After 35 serial passages, six amino acid mutations were found, i.e. HA (R54G, T160A, Q226L, H3 numbering), NA (K289R, or K292R for N2 numbering), NP (V363V/I) and PB2 (L/R332R). The mutations in HA enabled A(H7N9) virus to bind with higher affinity (from 39.2% to 53.4%) to sialic acid α2,6-galactose (SAα2,6-Gal) linked receptors. A greater production of proinflammatory cytokines in hAECs was elicited at later passages together with earlier peaking at 24 hours post infection of IL-6, MIP-1α, and MCP-1 levels. Viral replication capacity in hAECs maintained at similar levels throughout the 35 passages.

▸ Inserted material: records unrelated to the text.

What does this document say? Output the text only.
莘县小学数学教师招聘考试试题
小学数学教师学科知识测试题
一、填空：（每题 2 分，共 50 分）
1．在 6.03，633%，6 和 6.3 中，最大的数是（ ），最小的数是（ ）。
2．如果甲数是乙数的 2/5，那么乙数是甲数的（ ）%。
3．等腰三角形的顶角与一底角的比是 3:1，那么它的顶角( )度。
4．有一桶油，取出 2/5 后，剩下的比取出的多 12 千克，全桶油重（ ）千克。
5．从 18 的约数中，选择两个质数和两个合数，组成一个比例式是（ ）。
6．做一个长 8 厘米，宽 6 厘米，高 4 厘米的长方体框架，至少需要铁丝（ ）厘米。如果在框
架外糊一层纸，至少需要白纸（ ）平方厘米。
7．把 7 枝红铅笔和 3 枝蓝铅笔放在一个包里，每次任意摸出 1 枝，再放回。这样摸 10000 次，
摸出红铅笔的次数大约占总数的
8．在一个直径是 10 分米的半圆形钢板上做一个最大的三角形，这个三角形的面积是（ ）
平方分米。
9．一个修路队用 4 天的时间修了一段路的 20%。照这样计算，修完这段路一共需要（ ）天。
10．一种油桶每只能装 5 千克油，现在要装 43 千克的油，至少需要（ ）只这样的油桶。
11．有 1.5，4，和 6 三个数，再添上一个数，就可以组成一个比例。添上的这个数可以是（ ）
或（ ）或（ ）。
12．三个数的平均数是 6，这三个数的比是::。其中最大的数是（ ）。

In conclusion, during the serial infections of hAECs by influenza A(H7N9) virus, enhanced binding of virion to cell receptors with subsequent stronger innate cell response were noted, but no enhancement of viral replication could be observed. This indicates the existence of possible evolutional hurdle for influenza A(H7N9) virus to transmit efficiently from human to human.
          (SNIP)
Conclusions

Six amino acid mutations were found in A(H7N9) virus during the process of adapting to human cells, including three in HA (R54G, T160A, Q226L, H3 numbering), one in NA (K289R, or K292R for N2 numbering), one in NP (V363V/I), and one in PB2(L/R332R). Our findings showcase the extent of influenza A (H7N9) virus adaptation in human cells and can provide information for the design of vaccine and management of potential outbreak. The adapted virus can bind better to human receptor and has the potential to cause more severe diseases. However, it still cannot replicate efficiently.
(Continue . . . )
Of note, this study was submitted last April, and completed before last year's record H7N9 outbreak and the emergence of an HPAI variant.  The study used a relatively early Pearl River Delta version of the virus, imported to Taiwan in 2013 (A/Taiwan/1/2013(H7N9)).

The CDC's IRAT system now ranks the newly emerged Yangtze River Delta lineage as being slightly more worrying than the original Pearl River Delta Lineage (see Updating the CDC's IRAT (Influenza Risk Assessment Tool) Rankings), although both sit atop their list of viruses with the greatest pandemic potential.